Goodness gracious, are we fixing the right problem?

Posted Mar 17, 2012 21:32 UTC (Sat) by giraffedata (guest, #1954)
In reply to: Goodness gracious, are we fixing the right problem? by davecb
Parent article: The trouble with stable pages

I think there are any number of other ways a writer of file pages might want only a consistent set of data to get hardened to disk, so a checksum computing callback isn't a very general solution.

Apparently, the way it works with stable pages is that something locks out the page from getting scheduled for writeback while the page is being updated and having its checksum calculated. So it sounds like a better solution is to have that thing lock out the page not from being scheduled, but from having I/O actually started. The page could move through the I/O queue while being locked/updated, but when it reaches the head of the queue if it is locked (in the middle of an update) at that moment, the scheduler starts something else instead, while the locked one otherwise retains its position at head of the queue.

You don't want to waste your time writing out a page that's just going to get dirty again immediately anyway.

Goodness gracious, are we fixing the right problem?

Posted Mar 17, 2012 22:53 UTC (Sat) by davecb (subscriber, #1574) [Link] (2 responses)

I quite agree: there should be several other ways to meet our needs than the one we first tried. My father used to say "if you can't think of at least three ways to do something, your not thinking hard enough". We've suggested two, perhaps others can suggest some more.

A minor niggle about deferring writes of locked pages: you need to delay not just the locked page but also any the depend upon it. When updating files, for example, you need to write the file data, the inode data and then the directory (if the file is new). Delaying the file write until after the inode write breaks the critical ordering we depend upon for consistency.

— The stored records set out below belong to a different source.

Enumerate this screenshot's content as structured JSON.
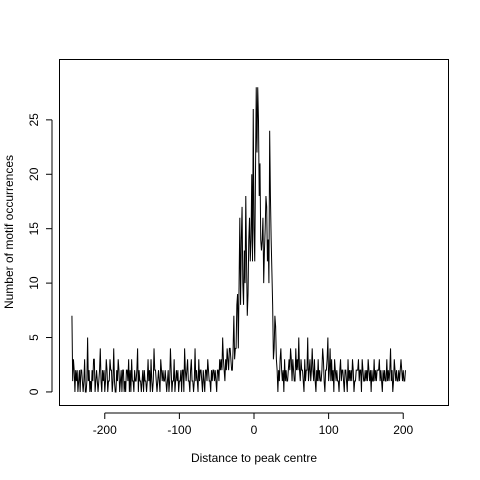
{
  "chart_data": {
    "type": "line",
    "title": "",
    "xlabel": "Distance to peak centre",
    "ylabel": "Number of motif occurrences",
    "xlim": [
      -260,
      260
    ],
    "ylim": [
      -1.2,
      30.5
    ],
    "x_ticks": [
      -200,
      -100,
      0,
      100,
      200
    ],
    "x_tick_labels": [
      "-200",
      "-100",
      "0",
      "100",
      "200"
    ],
    "y_ticks": [
      0,
      5,
      10,
      15,
      20,
      25
    ],
    "y_tick_labels": [
      "0",
      "5",
      "10",
      "15",
      "20",
      "25"
    ],
    "grid": false,
    "line_color": "#000000",
    "series": [
      {
        "x_start": -244,
        "x_step": 1,
        "values": [
          7,
          1,
          3,
          2,
          0,
          2,
          1,
          2,
          0,
          1,
          2,
          0,
          2,
          2,
          1,
          0,
          1,
          3,
          0,
          0,
          1,
          5,
          1,
          2,
          0,
          1,
          0,
          2,
          1,
          3,
          3,
          0,
          1,
          2,
          1,
          0,
          1,
          2,
          4,
          1,
          0,
          2,
          1,
          2,
          0,
          1,
          3,
          2,
          0,
          1,
          1,
          3,
          2,
          2,
          0,
          1,
          4,
          1,
          0,
          0,
          2,
          1,
          3,
          2,
          0,
          1,
          2,
          0,
          2,
          2,
          0,
          1,
          0,
          2,
          2,
          1,
          3,
          0,
          2,
          0,
          3,
          1,
          1,
          0,
          2,
          1,
          1,
          2,
          4,
          0,
          2,
          1,
          1,
          0,
          1,
          2,
          0,
          2,
          1,
          1,
          0,
          1,
          3,
          1,
          2,
          0,
          3,
          1,
          0,
          1,
          4,
          2,
          2,
          1,
          0,
          1,
          2,
          1,
          0,
          3,
          2,
          1,
          2,
          1,
          1,
          2,
          1,
          0,
          1,
          2,
          0,
          1,
          4,
          2,
          0,
          1,
          1,
          3,
          0,
          1,
          2,
          1,
          2,
          0,
          1,
          1,
          2,
          0,
          2,
          2,
          0,
          4,
          2,
          1,
          2,
          3,
          1,
          1,
          0,
          2,
          3,
          1,
          1,
          0,
          1,
          4,
          1,
          2,
          1,
          0,
          3,
          1,
          2,
          2,
          1,
          0,
          2,
          1,
          0,
          2,
          2,
          1,
          3,
          2,
          1,
          1,
          0,
          2,
          1,
          2,
          2,
          1,
          2,
          1,
          0,
          2,
          2,
          1,
          3,
          2,
          3,
          2,
          5,
          3,
          2,
          1,
          3,
          2,
          4,
          3,
          2,
          4,
          4,
          3,
          2,
          2,
          4,
          7,
          3,
          4,
          4,
          8,
          9,
          4,
          10,
          16,
          8,
          14,
          17,
          10,
          8,
          13,
          10,
          18,
          12,
          7,
          9,
          14,
          16,
          12,
          14,
          20,
          12,
          26,
          15,
          12,
          20,
          28,
          22,
          28,
          25,
          18,
          21,
          14,
          13,
          14,
          16,
          10,
          13,
          15,
          18,
          17,
          12,
          14,
          10,
          24,
          18,
          14,
          11,
          8,
          3,
          4,
          7,
          6,
          3,
          2,
          0,
          2,
          1,
          3,
          4,
          2,
          1,
          2,
          0,
          3,
          1,
          2,
          1,
          1,
          2,
          3,
          2,
          4,
          3,
          1,
          3,
          2,
          1,
          1,
          4,
          2,
          3,
          2,
          5,
          2,
          1,
          3,
          2,
          2,
          1,
          0,
          3,
          1,
          2,
          2,
          5,
          1,
          2,
          3,
          1,
          2,
          4,
          2,
          1,
          3,
          1,
          0,
          2,
          1,
          3,
          1,
          2,
          1,
          1,
          2,
          4,
          3,
          1,
          0,
          2,
          2,
          3,
          5,
          1,
          2,
          4,
          1,
          3,
          1,
          2,
          0,
          3,
          2,
          1,
          2,
          1,
          1,
          0,
          2,
          3,
          1,
          2,
          2,
          1,
          0,
          2,
          2,
          1,
          0,
          3,
          1,
          2,
          1,
          2,
          1,
          3,
          2,
          0,
          1,
          1,
          2,
          2,
          2,
          3,
          1,
          2,
          2,
          0,
          3,
          2,
          1,
          1,
          2,
          1,
          2,
          1,
          3,
          2,
          1,
          2,
          0,
          2,
          1,
          1,
          3,
          1,
          2,
          1,
          2,
          2,
          2,
          3,
          1,
          2,
          1,
          0,
          2,
          1,
          2,
          1,
          1,
          3,
          1,
          2,
          1,
          2,
          4,
          1,
          2,
          0,
          1,
          3,
          2,
          1,
          2,
          1,
          1,
          2,
          1,
          2,
          3,
          2,
          1,
          2,
          1,
          1,
          2
        ]
      }
    ]
  }
}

Of course, one might also change the logic to achieve consistency during writes by something other than critical orderings at this low a level: a good commit log of both metadata and data would allow us to enthusiastically reorder writes so much we could start risking starvation (;-))

--dave

Goodness gracious, are we fixing the right problem?

Posted Mar 17, 2012 23:49 UTC (Sat) by giraffedata (guest, #1954) [Link] (1 responses)

you need to delay not just the locked page but also any the depend upon it.

Where such ordering is required, it must be implemented today with write barriers, because otherwise the device driver, not to mention the device, is free to do I/Os from the queue in any order it pleases. But I don't think anyone would be updating a page that is scheduled for I/O and is in front of a write barrier - it would defeat the purpose.

Goodness gracious, are we fixing the right problem?

Posted Mar 18, 2012 0:03 UTC (Sun) by davecb (subscriber, #1574) [Link]

I fear one might do so unintentionally (;-))

--dave (exceedingly fallible) c-b